Other options for large upper eyelid defects that involve other surrounding zones include a forehead flap, a Fricke flap, or a glabellar flap (see section “Zone 3: Medial Canthal Reconstruction”). The Fricke flap borrows lower forehead tissue as a laterally based unipedicled flap, which can be transposed to reconstruct either an upper or lower eyelid defect.

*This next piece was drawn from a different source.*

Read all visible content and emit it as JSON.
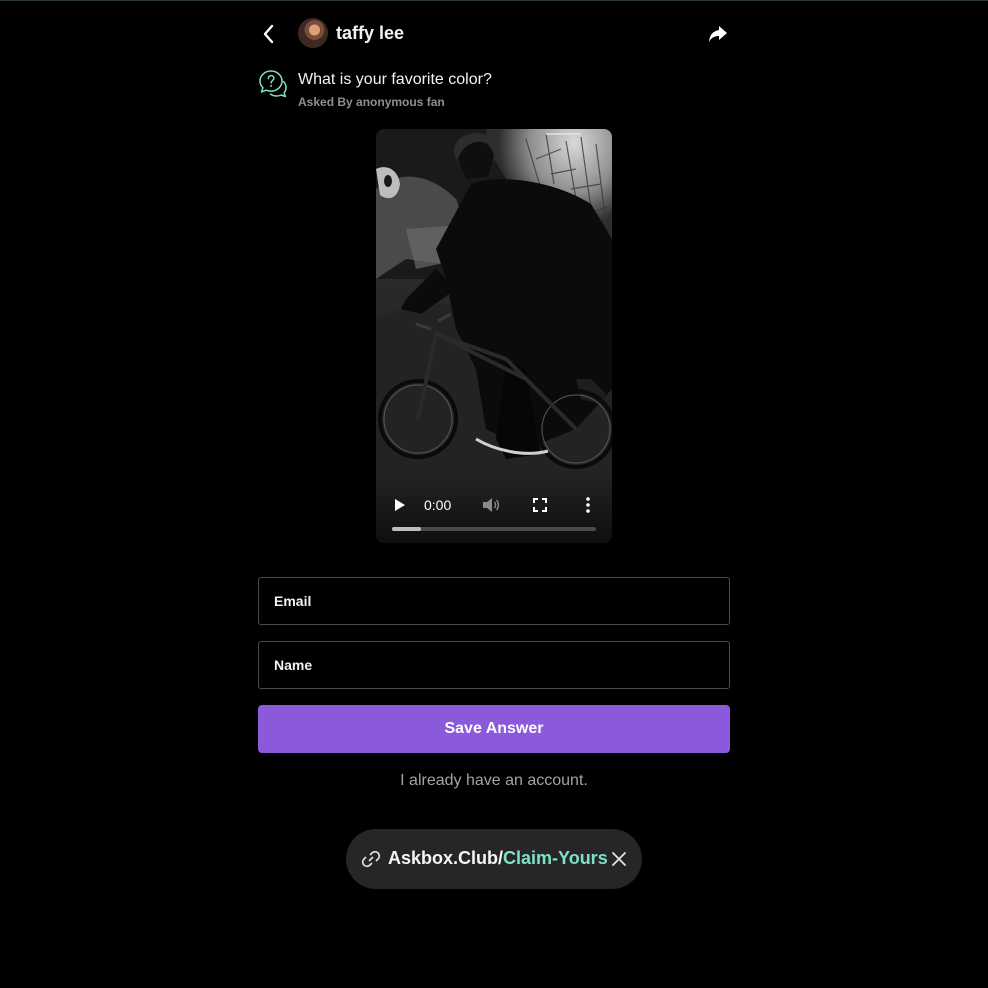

Zone 2: Lower Eyelid Reconstruction
Lower eyelid defects are more common than defects in other zones because of the higher incidence of lower eyelid skin cancer (Chapter 14). The lower eyelid is anatomically analogous to the upper eyelid, that is, where the capsulopalpebral fascia is homologous to the levator aponeurosis and the inferior tarsal muscle is homologous to Mueller’s muscle. The main difference is that the lower eyelid is shorter and the tarsal plate is 4 mm in vertical height compared with 10 mm in the upper eyelid. Although lower eyelid position is extremely important in protecting the globe and preventing dryness, it plays a relatively passive role when compared with the upper lid.
Reconstruction of the lower eyelid can be approached algorithmically. Similar to the upper eyelid, lower eyelid defects are treated based on size and on which layer is missing. For superficial defects involving up to 20% of lower lid length, primary closure is usually possible in older patients; younger eyelids have less laxity. As the wound approaches 50%, closure with local tissue advancement is required and, in many cases, a lateral canthotomy is required. A tension-free repair is necessary or lid malposition will result. There are aesthetic benefits to using the normal lid margin when local tissue advancement is utilized in comparison to reconstructive options that reconstruct the lid margin with other tissues.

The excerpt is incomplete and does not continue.